GlobalPost recently had its first paying customer, a client who asked for research about remittances sent back to Mexico by workers in the United States. The material hasn’t been published yet, Balboni said, but might be at some point. This client and subsequent ones won’t be named, he said, but Balboni argued that conflicts shouldn’t be a problem because any special-order research is liable to be published eventually on the website.
I asked Balboni what research GlobalPost wouldn’t do. “We won’t accept projects if they’re serving PR or advocacy interests,” he said. “Things that are before the courts or a regulatory matter… Basically we reserve the right to reject any research request that would compromise the integrity of Global Post.”
The custom research initiative not only brings in new revenue for GlobalPost — the remittances charge was in “the thousands” — but provides extra income for staff reporters, who are on $1,000-per-month retainers.
Might this become a big deal? “Conceptually it could,” said Balboni. “But it’s too early to say.
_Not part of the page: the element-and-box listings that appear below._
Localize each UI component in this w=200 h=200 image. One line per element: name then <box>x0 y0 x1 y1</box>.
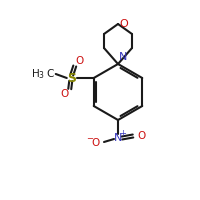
Text: O: O <box>137 131 145 141</box>
Text: O: O <box>61 89 69 99</box>
Text: 3: 3 <box>39 72 44 80</box>
Text: S: S <box>67 72 76 84</box>
Text: O: O <box>91 138 99 148</box>
Text: O: O <box>120 19 128 29</box>
Text: H: H <box>32 69 40 79</box>
Text: +: + <box>120 130 126 138</box>
Text: O: O <box>76 56 84 66</box>
Text: C: C <box>47 69 54 79</box>
Text: −: − <box>86 134 94 144</box>
Text: N: N <box>119 52 127 62</box>
Text: N: N <box>114 133 122 143</box>
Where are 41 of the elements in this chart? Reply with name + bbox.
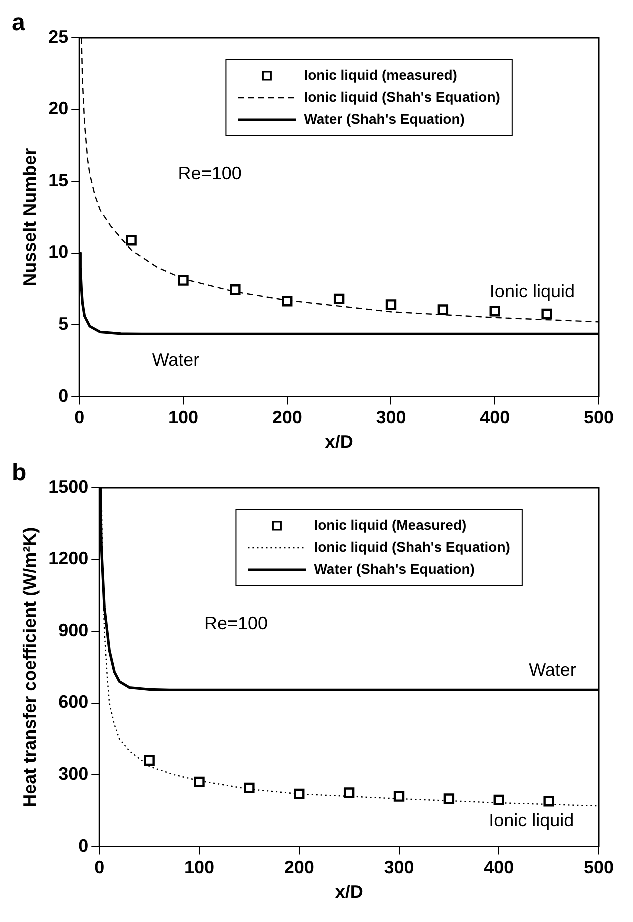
chart-title: b [12, 460, 27, 487]
y-tick-label: 5 [58, 314, 69, 334]
x-tick-label: 400 [480, 408, 510, 428]
chart-title: a [12, 10, 26, 37]
y-tick-label: 0 [58, 386, 69, 406]
y-axis-title: Heat transfer coefficient (W/m²K) [20, 527, 40, 808]
x-tick-label: 200 [272, 408, 302, 428]
annotation: Ionic liquid [489, 810, 574, 831]
legend-label: Ionic liquid (measured) [304, 66, 458, 83]
y-tick-label: 0 [78, 836, 89, 856]
y-tick-label: 15 [48, 170, 69, 190]
annotation: Water [529, 660, 576, 680]
legend-label: Water (Shah's Equation) [304, 110, 465, 127]
y-tick-label: 20 [48, 98, 69, 119]
y-axis-title: Nusselt Number [20, 148, 40, 286]
legend-label: Water (Shah's Equation) [314, 560, 475, 577]
y-tick-label: 1500 [48, 476, 89, 497]
x-tick-label: 100 [184, 858, 215, 878]
x-tick-label: 500 [584, 408, 614, 428]
legend-label: Ionic liquid (Measured) [314, 516, 467, 533]
annotation: Re=100 [178, 163, 242, 184]
y-tick-label: 600 [58, 692, 89, 712]
x-tick-label: 0 [94, 858, 105, 878]
x-tick-label: 500 [584, 858, 614, 878]
y-tick-label: 1200 [48, 548, 89, 569]
x-tick-label: 200 [284, 858, 314, 878]
legend-label: Ionic liquid (Shah's Equation) [314, 538, 510, 555]
x-tick-label: 300 [376, 408, 406, 428]
y-tick-label: 900 [58, 620, 89, 640]
x-tick-label: 300 [384, 858, 414, 878]
legend-label: Ionic liquid (Shah's Equation) [304, 88, 500, 105]
y-tick-label: 300 [58, 764, 89, 784]
x-axis-title: x/D [325, 432, 354, 452]
x-tick-label: 400 [484, 858, 514, 878]
x-tick-label: 100 [168, 408, 199, 428]
y-tick-label: 25 [48, 26, 69, 47]
annotation: Ionic liquid [490, 282, 575, 302]
annotation: Water [152, 350, 200, 370]
annotation: Re=100 [204, 613, 268, 634]
y-tick-label: 10 [48, 242, 69, 262]
x-axis-title: x/D [335, 882, 364, 902]
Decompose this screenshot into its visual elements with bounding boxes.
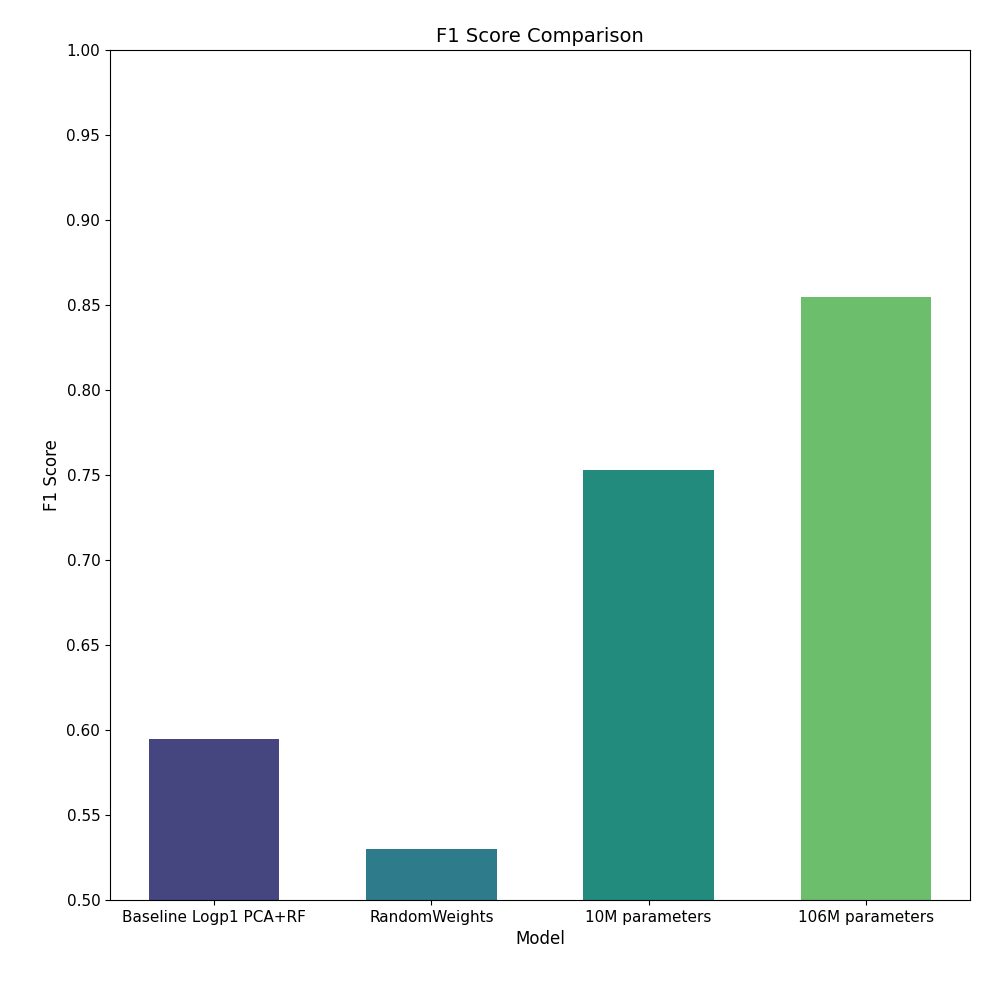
Bar [583, 470, 714, 1000]
Bar [801, 296, 931, 1000]
Bar [366, 849, 497, 1000]
Bar [149, 738, 279, 1000]
Y-axis label: F1 Score: F1 Score [43, 439, 61, 511]
X-axis label: Model: Model [515, 930, 565, 948]
Title: F1 Score Comparison: F1 Score Comparison [436, 27, 644, 46]
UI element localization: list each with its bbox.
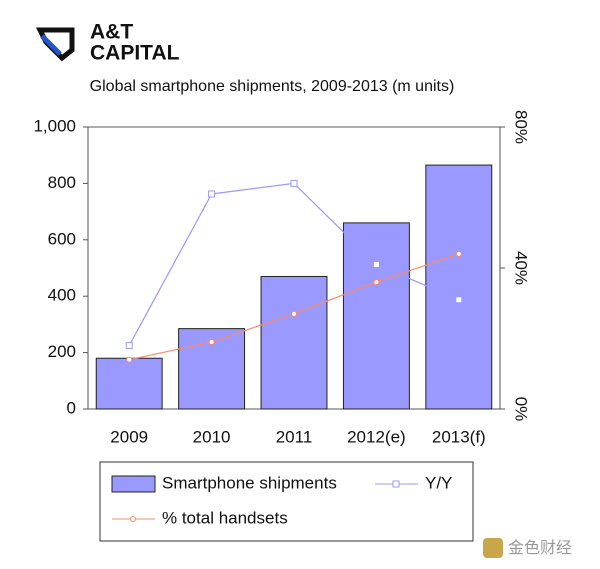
y2-tick-label: 0%: [512, 397, 531, 422]
bar: [260, 275, 328, 410]
y-tick-label: 0: [67, 398, 76, 417]
y-tick-label: 200: [48, 342, 76, 361]
x-tick-label: 2010: [193, 427, 231, 446]
y-tick-label: 600: [48, 229, 76, 248]
chart-title: Global smartphone shipments, 2009-2013 (…: [90, 78, 455, 95]
bar: [342, 222, 410, 410]
watermark: 金色财经: [483, 538, 572, 558]
y2-tick-label: 80%: [512, 110, 531, 144]
x-tick-label: 2011: [276, 427, 313, 446]
legend: [99, 461, 474, 542]
point: [373, 279, 380, 286]
point: [455, 296, 463, 304]
legend-label: % total handsets: [162, 508, 288, 527]
watermark-icon: [483, 538, 503, 558]
point: [126, 356, 133, 363]
y-tick-label: 400: [48, 286, 76, 305]
bar: [95, 357, 163, 410]
legend-swatch: [111, 475, 156, 493]
point: [130, 516, 136, 522]
y-tick-label: 800: [48, 173, 76, 192]
logo-text: A&T: [90, 21, 133, 44]
point: [291, 310, 297, 317]
point: [455, 250, 462, 257]
logo-accent: [40, 34, 62, 56]
legend-label: Y/Y: [425, 473, 452, 492]
y2-tick-label: 40%: [512, 251, 531, 285]
point: [208, 339, 215, 346]
point: [392, 480, 400, 488]
bar: [425, 164, 493, 410]
x-tick-label: 2009: [110, 427, 148, 446]
point: [208, 190, 216, 198]
x-tick-label: 2013(f): [432, 427, 486, 446]
logo-mark: [35, 27, 75, 62]
point: [125, 342, 133, 350]
logo-text: CAPITAL: [90, 42, 180, 65]
legend-label: Smartphone shipments: [162, 473, 337, 492]
y-tick-label: 1,000: [33, 116, 76, 135]
point: [290, 179, 298, 187]
x-tick-label: 2012(e): [347, 427, 406, 446]
watermark-text: 金色财经: [508, 539, 572, 557]
point: [372, 260, 380, 268]
logo: A&T CAPITAL: [35, 21, 180, 65]
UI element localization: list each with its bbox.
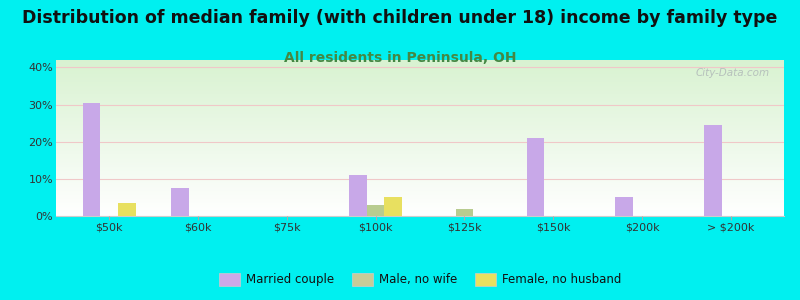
Bar	[455, 208, 474, 216]
Bar	[526, 138, 544, 216]
Text: Distribution of median family (with children under 18) income by family type: Distribution of median family (with chil…	[22, 9, 778, 27]
Bar	[118, 203, 136, 216]
Bar	[385, 197, 402, 216]
Bar	[366, 205, 385, 216]
Bar	[704, 125, 722, 216]
Bar	[349, 175, 366, 216]
Bar	[82, 103, 100, 216]
Bar	[615, 197, 633, 216]
Text: All residents in Peninsula, OH: All residents in Peninsula, OH	[284, 51, 516, 65]
Bar	[171, 188, 189, 216]
Legend: Married couple, Male, no wife, Female, no husband: Married couple, Male, no wife, Female, n…	[214, 269, 626, 291]
Text: City-Data.com: City-Data.com	[695, 68, 770, 78]
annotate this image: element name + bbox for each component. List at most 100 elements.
It’s like everything else we’re doing. It’s so new.”
A similar program is under way at the New England Center for Investigative Reporting, based at Boston University. Center director Joe Bergantino said one contract research project is in progress, and more are expected. Bergantino said he will use freelancers to handle the contract work.
Asked what kinds of cases he would accept and reject, Bergantino said classic private investigative work like divorces and insurance cases would be out of bounds.
“We’re thinking more along the lines of research an author needs for a book, or maybe a lawyer needs some pre-interviewing of witnesses, that kind of thing,” he said.
Like Balboni, Bergantino said the client list on the contract side will often (perhaps always) be confidential. That’s business-as-usual in the world of research-for-hire, but it’s at odds with the transparency ethic that the news operations embrace to the hilt in their core businesses. Might this become a problem? It certainly could, but as the Economist has shown, it doesn’t have to.
Journalists, of course, have often found their research skills a good match for related endeavors outside the news business, including investigative-oriented jobs in the criminal justice system or legislative branch of government. Some have chosen that route recently as investigative reporting jobs have retrenched in the legacy media. Case in point: Douglas Frantz, former star investigative reporter and editor at the New York Times and Los Angeles Times, who was named chief investigator for the Senate Foreign Relations Committee.
Two other high-profile investigative reporters, Susan Schmidt and Glenn Simpson of the Wall Street Journal, went in a different direction. They set up their own investigative shop, SNS Global LLC, where Schmidt said they’ll be doing everything from organized crime to counter-terrorism work, for private clients.
What’s interesting here is the idea that news organizations might do this under their own corporate banner, using proceeds to fund the news. I asked Trent Seibert, who runs the investigative site Texas Watchdog, what he thought about this trend. Seibert had thought about doing something similar earlier, but now has doubts. He’s still thinking through how he would set up a separate research operation, and even more important how to decide which projects to take on.
“Where would you draw the line?” he said. “Would you, for example, do opposition research for a political candidate? I’m thinking no, but then it’s not clear to me what is out of bounds.” Seibert said he was also concerned about confidentially requirements that would clash with the news side’s ethic of transparency.
“But I’m not saying these things couldn’t be figured out,” said Seibert. “Everyone is re-evaluating. Everyone is wondering where next month’s budget comes from.”